Wie te midden van alle dagelijkse hectiek, demonstraties, economische, maatschappelijke en politieke ontwikkelingen behoefte heeft aan een verdiepend inzicht, zal na lezing waarschijnlijk concluderen dat het allemaal ingewikkelder is dan oppervlakkige berichtgeving ons graag wil doen geloven, maar zeker ook dat noodzakelijke veranderingen ingrijpender zijn dan gedacht. We zijn volgens van Egmond toe aan een nieuw mensbeeld waarin uniformiteit en gemeenschappelijkheid nieuwe inhoud moeten krijgen. Dat vraagt nieuwe vormen en praktijken. We kunnen daarbij niet volstaan met oppervlakkige compromissen want die hebben juist vanwege een gebrek aan een moreel kompas de problemen veroorzaakt en houden ze ook in stand.   

Een dergelijke analyse zal door politici gemakkelijk als onthutsend kunnen worden ervaren nu de dominante politieke context er een is die eerder door pragmatisme wordt gekenmerkt dan door ideologische thematiseringen. Het boek is daarom niet enkel interessant om tot duiding te komen van historische ontwikkelingen en overgangen, maar is ook buitengewoon actueel. Het noopt tot nadenken over de vraag of bijvoorbeeld de aanpak van de stikstofcrisis uitzicht biedt op duurzame veranderingen. En of een bestaand systeem van regels en toegekende rechten niet te statisch is om de noodzakelijke omslagen te maken. Of we, anders gezegd, niet te zeer zijn georganiseerd rond vraagstukken uit het verleden in plaats van rond uitdagingen voor de toekomst.

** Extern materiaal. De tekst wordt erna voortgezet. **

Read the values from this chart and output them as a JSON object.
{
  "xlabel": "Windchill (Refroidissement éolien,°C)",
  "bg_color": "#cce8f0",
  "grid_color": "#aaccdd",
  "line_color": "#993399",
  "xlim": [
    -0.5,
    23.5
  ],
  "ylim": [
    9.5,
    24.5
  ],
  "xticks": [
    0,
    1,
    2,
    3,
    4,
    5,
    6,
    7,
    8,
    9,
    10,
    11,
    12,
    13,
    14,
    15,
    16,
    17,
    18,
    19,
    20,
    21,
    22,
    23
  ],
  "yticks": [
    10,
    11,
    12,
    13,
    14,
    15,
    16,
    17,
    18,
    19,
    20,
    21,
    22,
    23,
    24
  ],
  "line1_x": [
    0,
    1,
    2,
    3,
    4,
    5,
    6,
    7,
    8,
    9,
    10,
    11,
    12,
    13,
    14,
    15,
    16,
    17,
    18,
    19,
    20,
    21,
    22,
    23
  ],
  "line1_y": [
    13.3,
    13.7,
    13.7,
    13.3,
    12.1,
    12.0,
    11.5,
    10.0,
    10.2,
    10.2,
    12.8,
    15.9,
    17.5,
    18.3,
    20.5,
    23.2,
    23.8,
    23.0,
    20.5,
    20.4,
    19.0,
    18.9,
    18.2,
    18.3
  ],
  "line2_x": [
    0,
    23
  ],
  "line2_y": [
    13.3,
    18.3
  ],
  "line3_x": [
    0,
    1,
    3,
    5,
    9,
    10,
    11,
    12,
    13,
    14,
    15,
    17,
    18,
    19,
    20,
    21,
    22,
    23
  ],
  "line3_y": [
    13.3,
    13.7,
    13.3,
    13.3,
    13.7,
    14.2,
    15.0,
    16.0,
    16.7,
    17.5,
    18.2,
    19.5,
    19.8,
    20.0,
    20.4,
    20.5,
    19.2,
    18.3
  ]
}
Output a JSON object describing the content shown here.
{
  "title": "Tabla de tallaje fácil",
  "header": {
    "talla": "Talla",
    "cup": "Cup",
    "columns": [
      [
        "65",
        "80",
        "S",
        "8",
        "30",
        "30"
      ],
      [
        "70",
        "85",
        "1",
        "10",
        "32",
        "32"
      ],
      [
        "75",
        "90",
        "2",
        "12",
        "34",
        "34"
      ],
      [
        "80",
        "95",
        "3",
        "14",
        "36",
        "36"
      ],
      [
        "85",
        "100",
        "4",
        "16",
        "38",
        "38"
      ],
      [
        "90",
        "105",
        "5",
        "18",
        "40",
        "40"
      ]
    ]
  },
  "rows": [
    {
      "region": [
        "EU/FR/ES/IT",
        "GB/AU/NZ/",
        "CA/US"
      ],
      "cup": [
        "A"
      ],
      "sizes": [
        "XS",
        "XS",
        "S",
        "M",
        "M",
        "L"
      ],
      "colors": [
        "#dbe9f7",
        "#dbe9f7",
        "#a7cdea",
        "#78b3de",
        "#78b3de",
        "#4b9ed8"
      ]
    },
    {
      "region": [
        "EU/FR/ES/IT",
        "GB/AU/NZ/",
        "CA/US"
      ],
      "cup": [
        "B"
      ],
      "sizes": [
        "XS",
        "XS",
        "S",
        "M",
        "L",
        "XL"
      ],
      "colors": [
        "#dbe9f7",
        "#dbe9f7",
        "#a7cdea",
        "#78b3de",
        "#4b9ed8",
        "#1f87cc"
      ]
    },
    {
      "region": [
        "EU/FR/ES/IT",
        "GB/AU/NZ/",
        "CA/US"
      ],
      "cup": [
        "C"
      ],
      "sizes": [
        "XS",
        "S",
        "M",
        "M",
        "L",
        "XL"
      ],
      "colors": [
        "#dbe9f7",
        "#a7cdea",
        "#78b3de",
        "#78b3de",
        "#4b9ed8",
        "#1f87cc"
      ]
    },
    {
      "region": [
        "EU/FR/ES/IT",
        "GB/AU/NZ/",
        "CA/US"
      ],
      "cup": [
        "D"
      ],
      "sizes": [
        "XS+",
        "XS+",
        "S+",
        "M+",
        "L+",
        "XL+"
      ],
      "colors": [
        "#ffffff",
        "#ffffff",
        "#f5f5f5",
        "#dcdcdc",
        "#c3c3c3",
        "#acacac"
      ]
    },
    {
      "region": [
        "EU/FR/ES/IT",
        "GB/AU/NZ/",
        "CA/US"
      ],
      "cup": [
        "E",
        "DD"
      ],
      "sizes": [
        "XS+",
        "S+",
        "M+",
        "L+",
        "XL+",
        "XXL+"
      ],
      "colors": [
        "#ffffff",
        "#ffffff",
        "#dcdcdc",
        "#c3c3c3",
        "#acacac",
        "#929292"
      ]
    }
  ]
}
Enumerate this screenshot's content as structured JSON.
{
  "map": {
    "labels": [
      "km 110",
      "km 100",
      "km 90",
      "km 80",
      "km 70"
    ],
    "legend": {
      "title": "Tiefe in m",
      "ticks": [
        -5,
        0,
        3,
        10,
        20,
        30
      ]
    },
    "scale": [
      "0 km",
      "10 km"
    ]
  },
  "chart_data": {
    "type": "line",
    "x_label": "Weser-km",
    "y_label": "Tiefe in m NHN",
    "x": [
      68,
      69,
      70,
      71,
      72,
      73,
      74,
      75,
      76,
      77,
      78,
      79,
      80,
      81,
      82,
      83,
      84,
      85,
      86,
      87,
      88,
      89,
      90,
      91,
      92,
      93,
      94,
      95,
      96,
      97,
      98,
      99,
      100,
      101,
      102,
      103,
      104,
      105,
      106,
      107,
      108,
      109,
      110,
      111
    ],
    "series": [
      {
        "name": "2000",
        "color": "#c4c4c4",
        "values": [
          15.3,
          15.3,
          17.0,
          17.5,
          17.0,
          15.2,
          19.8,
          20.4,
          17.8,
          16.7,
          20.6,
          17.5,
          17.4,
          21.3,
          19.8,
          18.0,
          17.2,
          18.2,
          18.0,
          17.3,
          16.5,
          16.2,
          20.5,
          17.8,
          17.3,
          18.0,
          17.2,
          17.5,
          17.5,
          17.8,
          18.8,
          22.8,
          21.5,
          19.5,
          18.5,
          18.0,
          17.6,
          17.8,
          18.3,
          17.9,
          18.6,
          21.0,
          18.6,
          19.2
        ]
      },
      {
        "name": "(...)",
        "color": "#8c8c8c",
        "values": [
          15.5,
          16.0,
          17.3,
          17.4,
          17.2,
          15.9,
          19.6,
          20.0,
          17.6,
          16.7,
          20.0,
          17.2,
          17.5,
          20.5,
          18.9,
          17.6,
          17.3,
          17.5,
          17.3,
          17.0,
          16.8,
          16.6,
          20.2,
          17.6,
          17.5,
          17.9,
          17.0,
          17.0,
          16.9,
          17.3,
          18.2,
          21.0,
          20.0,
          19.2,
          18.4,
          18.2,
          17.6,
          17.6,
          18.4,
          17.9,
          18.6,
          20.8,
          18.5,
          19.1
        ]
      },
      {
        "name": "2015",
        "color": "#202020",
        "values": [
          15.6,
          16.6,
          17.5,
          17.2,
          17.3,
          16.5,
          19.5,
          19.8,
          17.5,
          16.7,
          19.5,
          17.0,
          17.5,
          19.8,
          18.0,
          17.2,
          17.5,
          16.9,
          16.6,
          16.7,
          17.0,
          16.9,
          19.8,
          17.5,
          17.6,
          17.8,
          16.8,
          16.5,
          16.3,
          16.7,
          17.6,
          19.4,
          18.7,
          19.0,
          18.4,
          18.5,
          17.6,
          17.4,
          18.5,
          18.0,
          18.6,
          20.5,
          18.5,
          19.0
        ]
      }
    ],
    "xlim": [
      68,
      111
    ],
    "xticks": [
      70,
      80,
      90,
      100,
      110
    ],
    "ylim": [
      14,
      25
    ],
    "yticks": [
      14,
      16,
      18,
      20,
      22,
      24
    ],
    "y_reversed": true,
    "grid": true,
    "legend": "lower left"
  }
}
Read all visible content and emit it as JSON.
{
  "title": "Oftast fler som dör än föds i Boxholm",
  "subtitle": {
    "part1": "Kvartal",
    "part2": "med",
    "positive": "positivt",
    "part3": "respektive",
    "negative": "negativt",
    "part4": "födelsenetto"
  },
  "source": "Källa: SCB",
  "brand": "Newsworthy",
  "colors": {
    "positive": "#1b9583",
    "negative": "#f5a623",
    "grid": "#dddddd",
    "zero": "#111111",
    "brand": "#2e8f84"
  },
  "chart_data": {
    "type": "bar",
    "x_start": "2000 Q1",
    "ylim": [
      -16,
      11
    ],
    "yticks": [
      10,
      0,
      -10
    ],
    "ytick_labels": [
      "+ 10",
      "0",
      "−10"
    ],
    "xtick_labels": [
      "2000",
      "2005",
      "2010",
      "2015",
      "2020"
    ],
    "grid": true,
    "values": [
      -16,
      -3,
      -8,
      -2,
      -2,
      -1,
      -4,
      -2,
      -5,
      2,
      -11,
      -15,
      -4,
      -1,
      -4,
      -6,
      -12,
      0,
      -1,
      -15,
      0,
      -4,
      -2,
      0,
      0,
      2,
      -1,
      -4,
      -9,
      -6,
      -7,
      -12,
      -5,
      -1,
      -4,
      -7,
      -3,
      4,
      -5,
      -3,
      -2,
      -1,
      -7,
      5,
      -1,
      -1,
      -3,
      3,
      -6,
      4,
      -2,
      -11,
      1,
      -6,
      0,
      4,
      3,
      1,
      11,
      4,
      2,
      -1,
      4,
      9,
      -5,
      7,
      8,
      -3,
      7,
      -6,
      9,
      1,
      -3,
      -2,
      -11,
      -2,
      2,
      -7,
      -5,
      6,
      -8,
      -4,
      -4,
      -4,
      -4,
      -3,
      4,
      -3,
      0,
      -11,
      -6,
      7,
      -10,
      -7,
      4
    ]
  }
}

Aan de orde is dat we de moed hebben zekerheden tegen het licht houden en kritisch te bevragen. En bijvoorbeeld niet vanzelfsprekend erop vertrouwen dat wetenschappelijk onderzoek tot ware en eenduidige kennis leidt. Of nog indringender geformuleerd: dat wat we voor waarheid houden ook slechts gedefinieerde waarheid blijkt te zijn. Zo beschouwd leidt de studie van Van Egmond tot een fundamentele heroverweging op vrijwel ieder gebied. Het postmodernisme biedt daarvoor ruimte maar er is denkkracht en richting nodig om die ruimte aan te wenden ten dienste van de constructie een nieuw mensbeeld.

De veranderingen die daaruit voortvloeien vragen niet alleen moed om te beginnen maar zeker ook inspiratie en daarop gebaseerde overtuigingskracht om met tegenslagen om te gaan. Een ongebaand pad opgaan is nu eenmaal vaak tegelijkertijd  zowel boeiend als vermoeiend.